For the reasons I have given, I regard that as plainly wrong and the inspector should have found that there was full compliance with Policy CLT2. His conclusion that it would not sustain and enhance the vitality of the town centre is in my view highly questionable, but I recognise that he was entitled as a matter of judgment to reach that conclusion, insofar as it was material to his decision.
- The inspector also decided that the proposed use was not an appropriate use of employment land. He noted that there was a dispute between the District and the County Councils as to the future surplus of employment land. That there was an existing surplus was clear and that the inspector accepted. The building in its present state was undoubtedly unsuitable for modern business use and would have to be at least refurbished. It was equally clear that the proposals would, as it was put, kick start the regeneration of the building for business use within it and there would be an employment gain. The inspector attached little weight to this because he decided that planned regeneration meant regeneration through the local plan and did not cover piecemeal redevelopment of parts of existing buildings. In paragraph 15 of the decision letter he said this: -
"It is true that the proposal satisfies all of the criteria in Policy EMP2 and would itself provide employment. It might also provide the kick start required to regenerate the complex as a whole. But the level of employment from the proposed change of use would be much lower than if the building was refurbished for business use and a kick start could also be provided by an imaginative business use scheme".

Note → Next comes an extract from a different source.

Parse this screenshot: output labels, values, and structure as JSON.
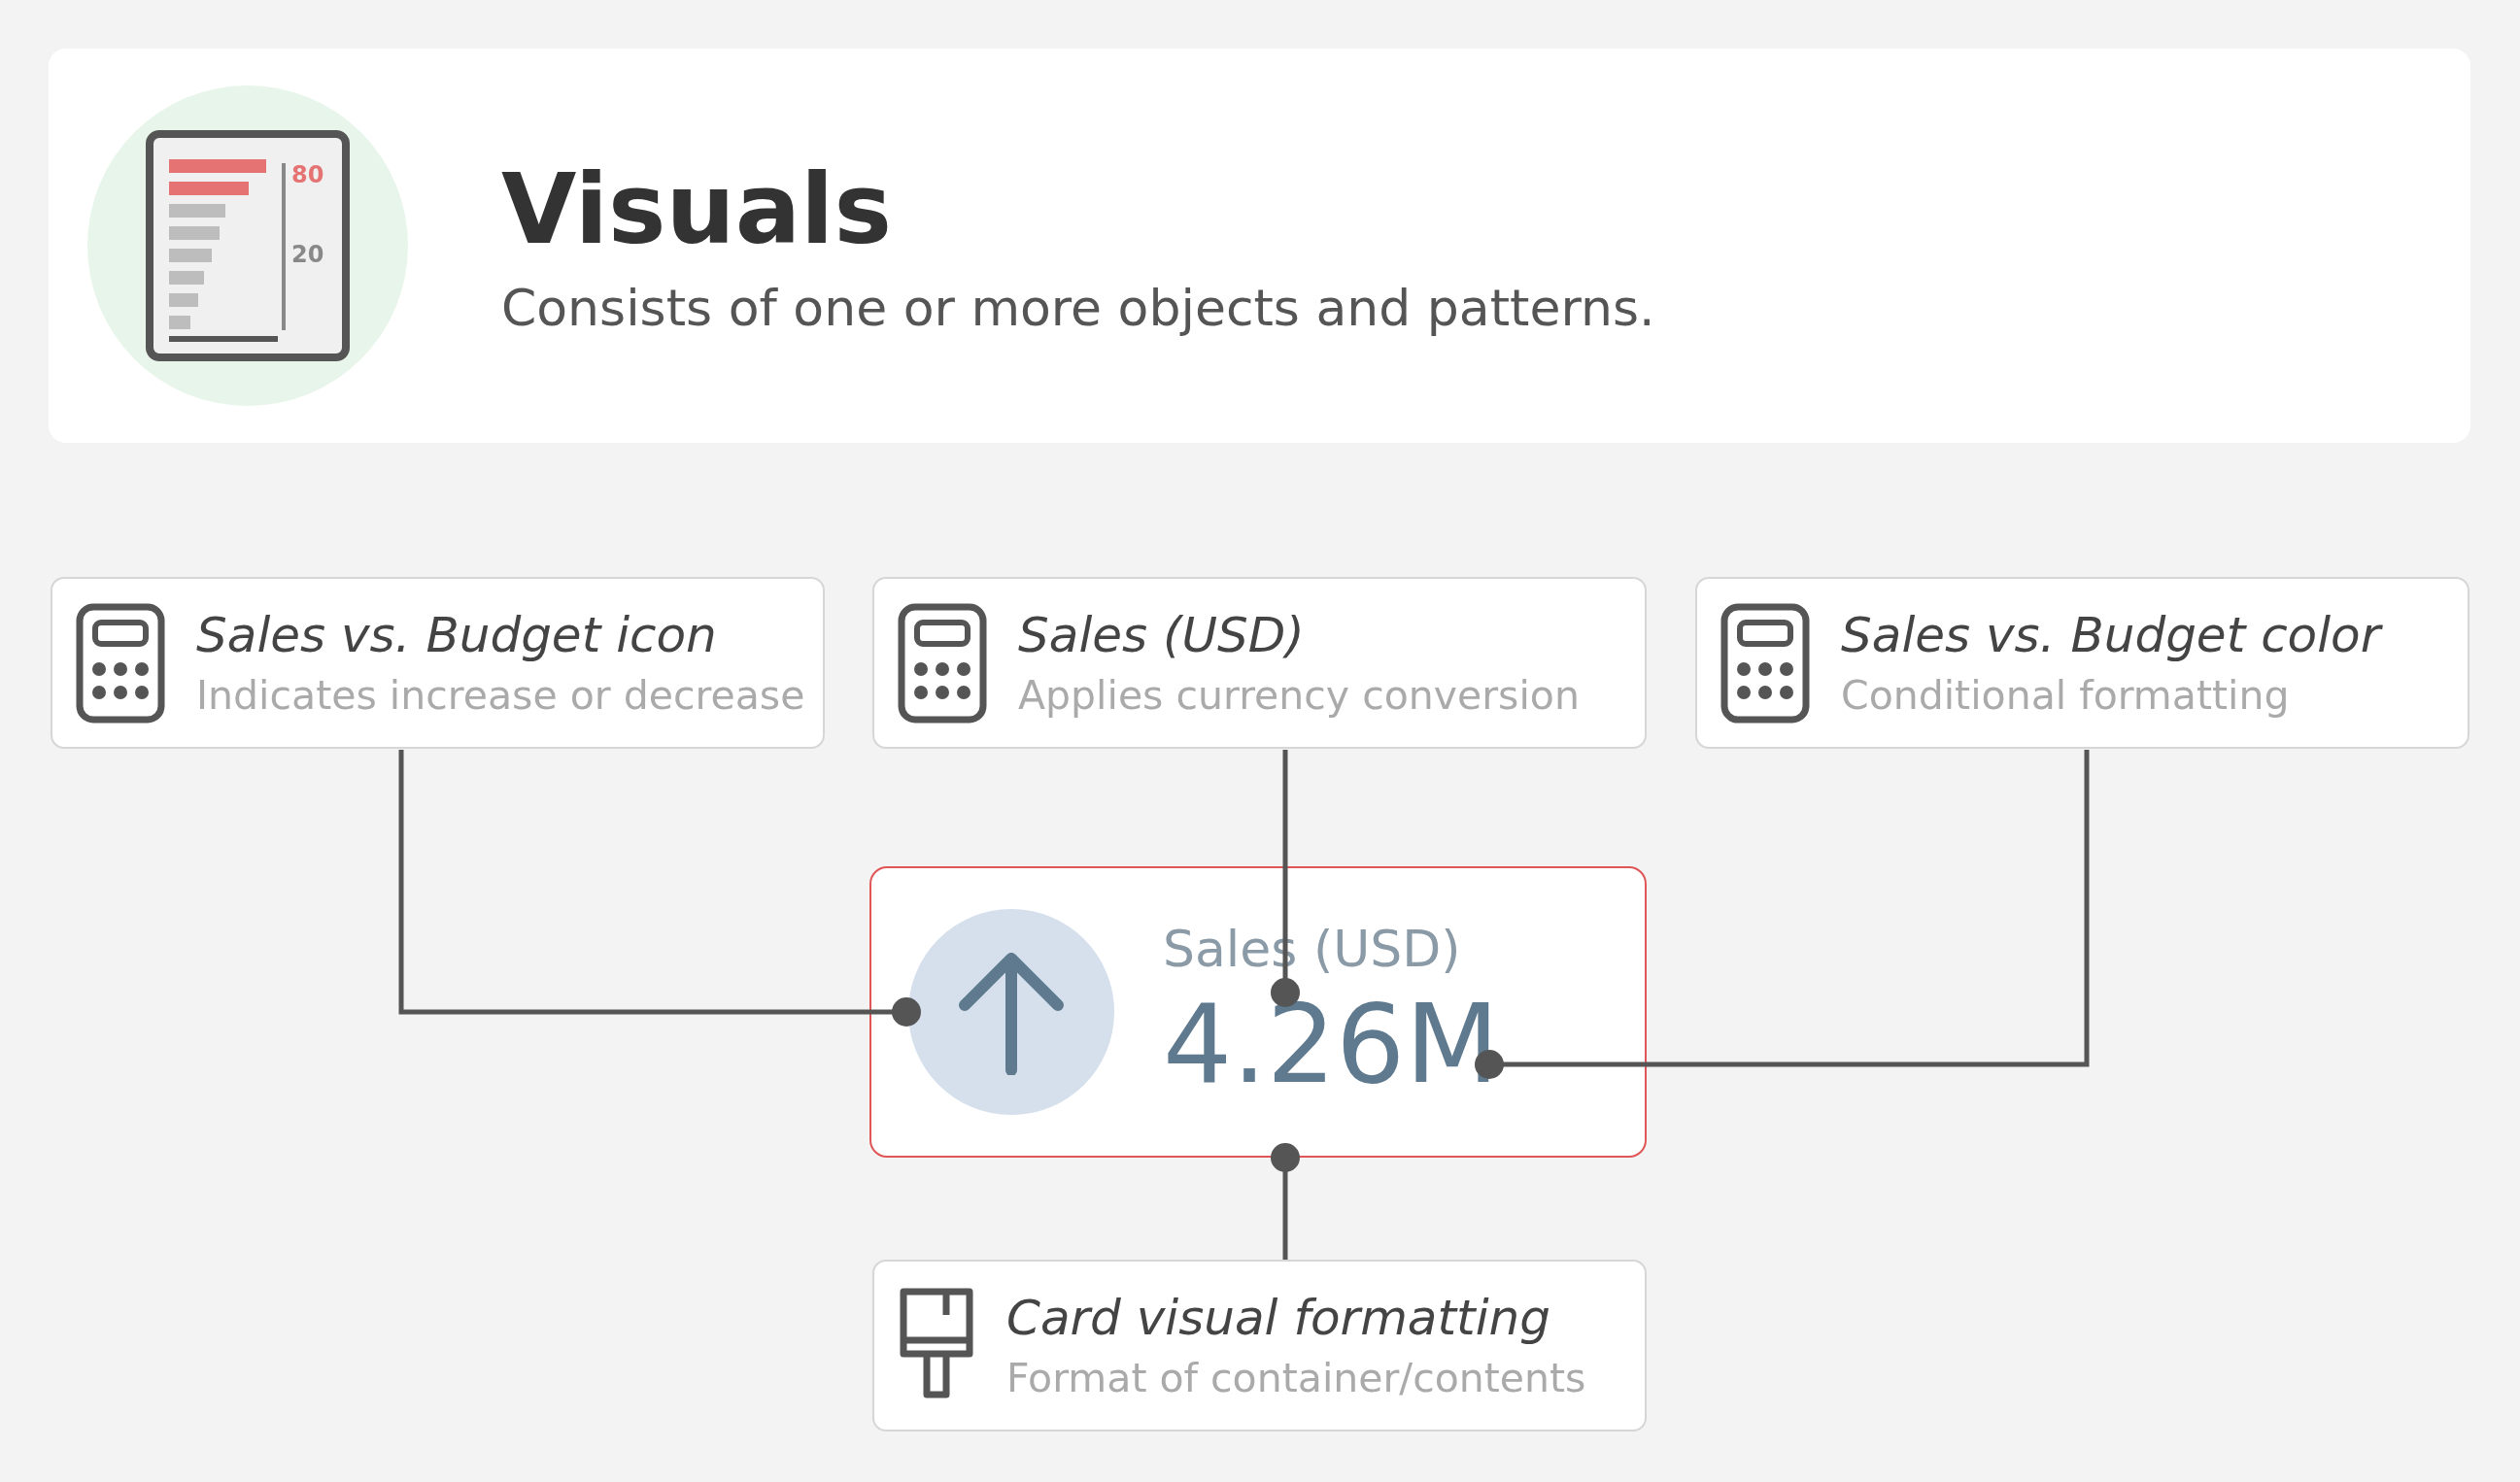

- Mr Griffiths complains with justification that the last sentence is entirely unreasonable. The uncontradicted evidence was that, despite continuing efforts, it had proved impossible to attract business tenants to the building. It was hardly likely that the claimant had not considered all possibilities to enable some profit to be made from the building. There was no evidence that any refurbishment and business use scheme was possible nor that it could improve on the employment potential from the scheme. There was evidence that positive interest had been expressed by potential business users if the scheme were to go ahead. In addition, there was, it was submitted, no justification for limiting the means whereby regeneration could be achieved in the way indicated by the inspector.

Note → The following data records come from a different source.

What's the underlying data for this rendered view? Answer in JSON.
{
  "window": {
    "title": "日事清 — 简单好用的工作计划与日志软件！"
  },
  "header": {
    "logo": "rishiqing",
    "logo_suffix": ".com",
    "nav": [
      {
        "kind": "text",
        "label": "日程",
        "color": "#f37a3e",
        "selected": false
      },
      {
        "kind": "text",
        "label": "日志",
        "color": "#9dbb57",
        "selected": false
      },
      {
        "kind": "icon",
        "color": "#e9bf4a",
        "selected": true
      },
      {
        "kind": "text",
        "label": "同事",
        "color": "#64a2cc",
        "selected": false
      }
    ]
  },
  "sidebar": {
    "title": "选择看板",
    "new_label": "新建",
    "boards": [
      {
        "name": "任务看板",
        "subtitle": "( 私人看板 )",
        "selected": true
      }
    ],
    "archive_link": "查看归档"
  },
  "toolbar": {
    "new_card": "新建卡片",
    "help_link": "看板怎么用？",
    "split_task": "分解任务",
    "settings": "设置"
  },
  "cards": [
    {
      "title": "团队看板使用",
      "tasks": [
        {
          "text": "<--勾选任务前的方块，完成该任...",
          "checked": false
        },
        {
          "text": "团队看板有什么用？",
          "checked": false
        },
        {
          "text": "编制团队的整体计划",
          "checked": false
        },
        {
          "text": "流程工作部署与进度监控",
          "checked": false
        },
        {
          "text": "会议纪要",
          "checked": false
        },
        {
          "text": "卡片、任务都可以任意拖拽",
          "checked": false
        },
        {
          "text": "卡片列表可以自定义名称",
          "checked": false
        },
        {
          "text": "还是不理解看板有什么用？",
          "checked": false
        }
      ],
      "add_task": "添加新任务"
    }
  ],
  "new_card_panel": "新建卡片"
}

- Both the criticisms made are in my judgment valid. The inspector's conclusion that the proposed development was not an appropriate use of employment land, having regard to local planning policies, is not justified by the reasons he gives nor by the evidence put before him.

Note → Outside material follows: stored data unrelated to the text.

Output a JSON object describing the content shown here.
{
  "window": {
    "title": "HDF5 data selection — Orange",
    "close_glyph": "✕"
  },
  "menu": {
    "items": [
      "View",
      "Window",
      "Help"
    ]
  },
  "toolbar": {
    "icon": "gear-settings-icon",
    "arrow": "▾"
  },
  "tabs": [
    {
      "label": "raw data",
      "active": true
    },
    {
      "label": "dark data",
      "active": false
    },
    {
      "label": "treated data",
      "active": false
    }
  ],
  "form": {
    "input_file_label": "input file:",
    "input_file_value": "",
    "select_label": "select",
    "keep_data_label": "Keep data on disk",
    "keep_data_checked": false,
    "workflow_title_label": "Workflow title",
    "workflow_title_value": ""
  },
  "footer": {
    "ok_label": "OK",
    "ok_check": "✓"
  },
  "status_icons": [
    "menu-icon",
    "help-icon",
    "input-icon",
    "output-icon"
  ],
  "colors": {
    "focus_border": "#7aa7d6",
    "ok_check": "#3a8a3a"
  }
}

- The claimant set out some 14 separate grounds. I have not dealt with each one in detail. It is unnecessary to do so. It will be apparent that I have formed the clear view that neither of the inspector's conclusions on the main issues he identified can stand. I am not surprised that the claimant was surprised and disappointed that it lost the appeal. It is in truth difficult to see how on the material before him and having regard to the unimpugned findings he made, the inspector could reasonably have decided that permission should not be granted. But all I can do is to quash his decision and remit the case for reconsideration in the light of this judgment.